The CTx-HTx group created for the primary purpose of the study had a small sample size with respect to the frequency of the disease, which prevents generalization of results. Also, the single-centered nature of the study may have contributed to this limitation. Since the study was retrospective, there were important parameters that could not be included due to loss of data or lack of investigation during diagnosis or surgery, such as details of surgical complications, TIRADS scores (preoperative USG findings), thyroid cancer histologic types, cancer grade and stage, radiotherapy or adjuvant chemoradiotherapy data, PTC high-risk variants, and parathyroid hormone results. Moreover, comorbidity data could not be included, and this may have affected the length of hospital stay. The difference in the number of patients between benign and malignant groups weakened the statistical power.
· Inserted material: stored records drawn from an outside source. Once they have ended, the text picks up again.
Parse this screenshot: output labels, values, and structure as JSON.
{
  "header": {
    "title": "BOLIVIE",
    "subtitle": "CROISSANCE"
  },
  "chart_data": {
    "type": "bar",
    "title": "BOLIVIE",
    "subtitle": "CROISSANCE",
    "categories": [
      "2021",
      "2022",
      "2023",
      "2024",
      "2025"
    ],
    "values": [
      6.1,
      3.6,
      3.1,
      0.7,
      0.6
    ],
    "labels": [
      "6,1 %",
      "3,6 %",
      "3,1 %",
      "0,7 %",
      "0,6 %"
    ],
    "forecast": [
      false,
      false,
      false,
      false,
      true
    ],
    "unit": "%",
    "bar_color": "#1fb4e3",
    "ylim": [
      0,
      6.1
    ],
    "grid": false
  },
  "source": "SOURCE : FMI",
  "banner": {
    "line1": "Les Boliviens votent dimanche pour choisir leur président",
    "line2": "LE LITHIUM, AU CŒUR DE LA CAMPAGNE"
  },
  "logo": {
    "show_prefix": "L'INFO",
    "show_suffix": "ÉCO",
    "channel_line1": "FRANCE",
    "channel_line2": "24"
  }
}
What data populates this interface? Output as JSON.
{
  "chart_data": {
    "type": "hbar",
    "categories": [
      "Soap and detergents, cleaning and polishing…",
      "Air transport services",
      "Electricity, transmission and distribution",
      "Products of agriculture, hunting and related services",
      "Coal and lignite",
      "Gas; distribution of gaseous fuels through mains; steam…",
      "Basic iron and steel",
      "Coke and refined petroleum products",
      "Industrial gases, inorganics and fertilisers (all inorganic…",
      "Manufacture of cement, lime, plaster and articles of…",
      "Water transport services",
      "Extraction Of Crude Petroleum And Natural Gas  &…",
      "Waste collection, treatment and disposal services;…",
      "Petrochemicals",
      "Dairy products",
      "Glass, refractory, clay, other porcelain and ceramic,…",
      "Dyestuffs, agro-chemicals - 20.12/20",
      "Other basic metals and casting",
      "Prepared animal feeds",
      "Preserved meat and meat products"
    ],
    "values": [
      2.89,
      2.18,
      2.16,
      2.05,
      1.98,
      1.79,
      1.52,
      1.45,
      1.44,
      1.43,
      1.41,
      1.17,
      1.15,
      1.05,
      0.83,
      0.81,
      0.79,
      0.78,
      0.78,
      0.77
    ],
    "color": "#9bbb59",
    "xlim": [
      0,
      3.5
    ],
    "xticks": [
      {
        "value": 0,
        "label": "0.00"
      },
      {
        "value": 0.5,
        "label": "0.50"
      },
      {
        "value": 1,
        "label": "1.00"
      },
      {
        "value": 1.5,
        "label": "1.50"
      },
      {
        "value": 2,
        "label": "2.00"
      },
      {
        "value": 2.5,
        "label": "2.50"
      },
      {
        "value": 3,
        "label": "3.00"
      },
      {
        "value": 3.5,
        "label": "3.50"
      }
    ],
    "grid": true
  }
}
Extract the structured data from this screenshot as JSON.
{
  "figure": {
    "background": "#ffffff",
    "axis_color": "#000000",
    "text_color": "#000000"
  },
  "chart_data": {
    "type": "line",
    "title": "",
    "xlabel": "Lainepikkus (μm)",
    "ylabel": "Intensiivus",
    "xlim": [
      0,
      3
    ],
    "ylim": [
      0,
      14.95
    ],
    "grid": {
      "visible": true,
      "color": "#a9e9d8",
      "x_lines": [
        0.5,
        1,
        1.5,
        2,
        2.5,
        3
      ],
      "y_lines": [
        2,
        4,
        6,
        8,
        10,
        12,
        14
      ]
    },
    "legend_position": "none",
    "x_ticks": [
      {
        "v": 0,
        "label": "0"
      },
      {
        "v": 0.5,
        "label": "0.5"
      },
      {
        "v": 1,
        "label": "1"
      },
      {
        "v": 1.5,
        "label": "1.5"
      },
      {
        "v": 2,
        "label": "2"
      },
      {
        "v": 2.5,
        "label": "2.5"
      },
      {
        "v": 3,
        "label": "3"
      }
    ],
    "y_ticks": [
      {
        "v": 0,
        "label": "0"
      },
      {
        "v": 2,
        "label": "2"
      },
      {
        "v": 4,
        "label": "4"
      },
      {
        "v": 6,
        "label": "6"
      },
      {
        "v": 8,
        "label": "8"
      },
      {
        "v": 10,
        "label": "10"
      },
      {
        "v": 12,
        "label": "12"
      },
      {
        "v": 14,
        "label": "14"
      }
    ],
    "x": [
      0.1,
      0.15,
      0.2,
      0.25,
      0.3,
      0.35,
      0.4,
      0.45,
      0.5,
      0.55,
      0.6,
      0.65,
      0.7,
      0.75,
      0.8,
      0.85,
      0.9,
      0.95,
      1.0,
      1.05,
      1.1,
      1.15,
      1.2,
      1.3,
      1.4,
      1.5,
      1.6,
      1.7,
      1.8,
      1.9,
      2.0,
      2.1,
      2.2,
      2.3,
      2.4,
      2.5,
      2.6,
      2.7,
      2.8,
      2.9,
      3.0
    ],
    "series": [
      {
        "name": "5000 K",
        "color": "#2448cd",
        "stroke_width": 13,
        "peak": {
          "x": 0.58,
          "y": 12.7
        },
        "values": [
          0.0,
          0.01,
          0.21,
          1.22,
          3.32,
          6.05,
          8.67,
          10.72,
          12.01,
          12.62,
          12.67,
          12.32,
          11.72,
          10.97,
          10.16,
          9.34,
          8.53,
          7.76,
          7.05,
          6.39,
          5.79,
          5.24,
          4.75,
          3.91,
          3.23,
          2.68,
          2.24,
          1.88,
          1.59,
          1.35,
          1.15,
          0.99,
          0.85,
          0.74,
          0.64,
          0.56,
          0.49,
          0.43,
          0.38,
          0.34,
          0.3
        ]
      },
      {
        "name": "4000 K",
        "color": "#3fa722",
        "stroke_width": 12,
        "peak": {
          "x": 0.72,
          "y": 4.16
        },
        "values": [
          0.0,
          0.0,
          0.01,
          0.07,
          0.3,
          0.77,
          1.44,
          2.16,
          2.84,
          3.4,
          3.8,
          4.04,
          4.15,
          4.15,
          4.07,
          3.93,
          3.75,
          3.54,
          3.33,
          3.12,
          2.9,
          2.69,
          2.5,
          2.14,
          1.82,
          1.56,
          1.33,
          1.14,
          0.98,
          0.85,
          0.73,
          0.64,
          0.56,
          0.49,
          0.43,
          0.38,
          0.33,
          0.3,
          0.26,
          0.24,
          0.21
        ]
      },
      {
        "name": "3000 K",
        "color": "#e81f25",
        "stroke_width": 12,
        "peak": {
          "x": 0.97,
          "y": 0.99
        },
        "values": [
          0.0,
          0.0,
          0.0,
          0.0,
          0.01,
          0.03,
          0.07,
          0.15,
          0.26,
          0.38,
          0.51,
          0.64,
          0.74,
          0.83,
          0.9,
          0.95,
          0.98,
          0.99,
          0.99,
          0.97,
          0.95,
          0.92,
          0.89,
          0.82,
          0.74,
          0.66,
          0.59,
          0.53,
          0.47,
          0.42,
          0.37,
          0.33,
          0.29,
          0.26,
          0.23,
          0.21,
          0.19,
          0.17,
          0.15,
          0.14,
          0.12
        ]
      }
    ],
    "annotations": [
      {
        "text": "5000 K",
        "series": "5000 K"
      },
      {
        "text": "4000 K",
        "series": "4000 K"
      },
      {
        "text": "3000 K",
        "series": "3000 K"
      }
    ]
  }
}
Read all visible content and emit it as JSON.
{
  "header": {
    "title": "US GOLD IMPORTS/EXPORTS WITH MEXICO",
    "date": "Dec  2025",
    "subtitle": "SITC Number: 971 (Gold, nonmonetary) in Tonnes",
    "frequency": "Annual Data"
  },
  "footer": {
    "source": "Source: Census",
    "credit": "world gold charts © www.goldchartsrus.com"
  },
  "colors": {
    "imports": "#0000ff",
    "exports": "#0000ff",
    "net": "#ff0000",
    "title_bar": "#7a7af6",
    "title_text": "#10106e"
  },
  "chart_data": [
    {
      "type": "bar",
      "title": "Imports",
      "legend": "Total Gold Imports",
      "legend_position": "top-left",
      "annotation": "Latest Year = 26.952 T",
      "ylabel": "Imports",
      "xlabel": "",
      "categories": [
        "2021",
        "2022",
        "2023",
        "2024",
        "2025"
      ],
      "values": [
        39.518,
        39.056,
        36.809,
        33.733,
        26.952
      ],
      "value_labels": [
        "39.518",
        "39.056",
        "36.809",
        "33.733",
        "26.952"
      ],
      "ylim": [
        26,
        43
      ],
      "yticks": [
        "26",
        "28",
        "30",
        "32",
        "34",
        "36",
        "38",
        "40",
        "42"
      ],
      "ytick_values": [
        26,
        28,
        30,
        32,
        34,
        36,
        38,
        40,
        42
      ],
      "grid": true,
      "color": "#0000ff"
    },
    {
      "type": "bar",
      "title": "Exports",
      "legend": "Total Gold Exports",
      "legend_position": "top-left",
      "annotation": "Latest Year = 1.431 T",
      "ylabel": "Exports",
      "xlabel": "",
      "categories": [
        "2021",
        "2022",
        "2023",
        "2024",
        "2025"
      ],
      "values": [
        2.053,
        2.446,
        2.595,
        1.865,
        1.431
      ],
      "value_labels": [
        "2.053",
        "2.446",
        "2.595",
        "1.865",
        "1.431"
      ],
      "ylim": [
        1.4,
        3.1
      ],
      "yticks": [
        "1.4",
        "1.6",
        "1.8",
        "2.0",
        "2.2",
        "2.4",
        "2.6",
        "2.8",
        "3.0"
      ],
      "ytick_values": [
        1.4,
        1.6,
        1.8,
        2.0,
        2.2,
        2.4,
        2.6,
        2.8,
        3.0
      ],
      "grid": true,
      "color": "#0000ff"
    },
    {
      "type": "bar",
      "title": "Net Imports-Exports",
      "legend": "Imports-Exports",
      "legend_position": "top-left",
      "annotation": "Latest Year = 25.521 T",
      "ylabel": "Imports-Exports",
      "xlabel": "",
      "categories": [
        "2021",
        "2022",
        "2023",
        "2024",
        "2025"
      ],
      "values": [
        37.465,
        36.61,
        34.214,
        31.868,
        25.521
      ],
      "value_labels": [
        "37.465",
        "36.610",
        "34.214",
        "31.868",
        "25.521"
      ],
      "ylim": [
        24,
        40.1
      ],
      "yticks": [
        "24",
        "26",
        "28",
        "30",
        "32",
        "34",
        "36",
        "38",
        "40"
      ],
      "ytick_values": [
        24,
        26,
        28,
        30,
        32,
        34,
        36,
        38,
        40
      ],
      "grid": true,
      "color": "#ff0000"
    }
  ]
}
Lastly, there were missing data in some pathological results, which must be accounted for in future research.

Conclusions

In conclusion, the malignancy rate in CTx specimens performed after HTx was 23.3%, in the opposite lobe of TTx specimens it was 13.3%, and in revision thyroid surgery specimens performed after TTXx it was 23.4%, indicating an alarmingly high frequency of unnecessary CTx, TTx, and revision thyroid surgery. None of the clinical, demographic, and pathological parameters included in the study were associated with malignancy likelihood in patients who underwent CTx following HTx. TTx was found to cause a greater reduction in postoperative calcium levels and longer hospital stay than the CTx-HTx and RTx-TTx approaches. The number of patients being overtreated can be reduced by choosing more conservative surgeries as an initial surgery, especially if there is no clear indication for TTx, and also by narrowing down the indications that necessitate CTx after HTx, TTx, and revision thyroid surgery.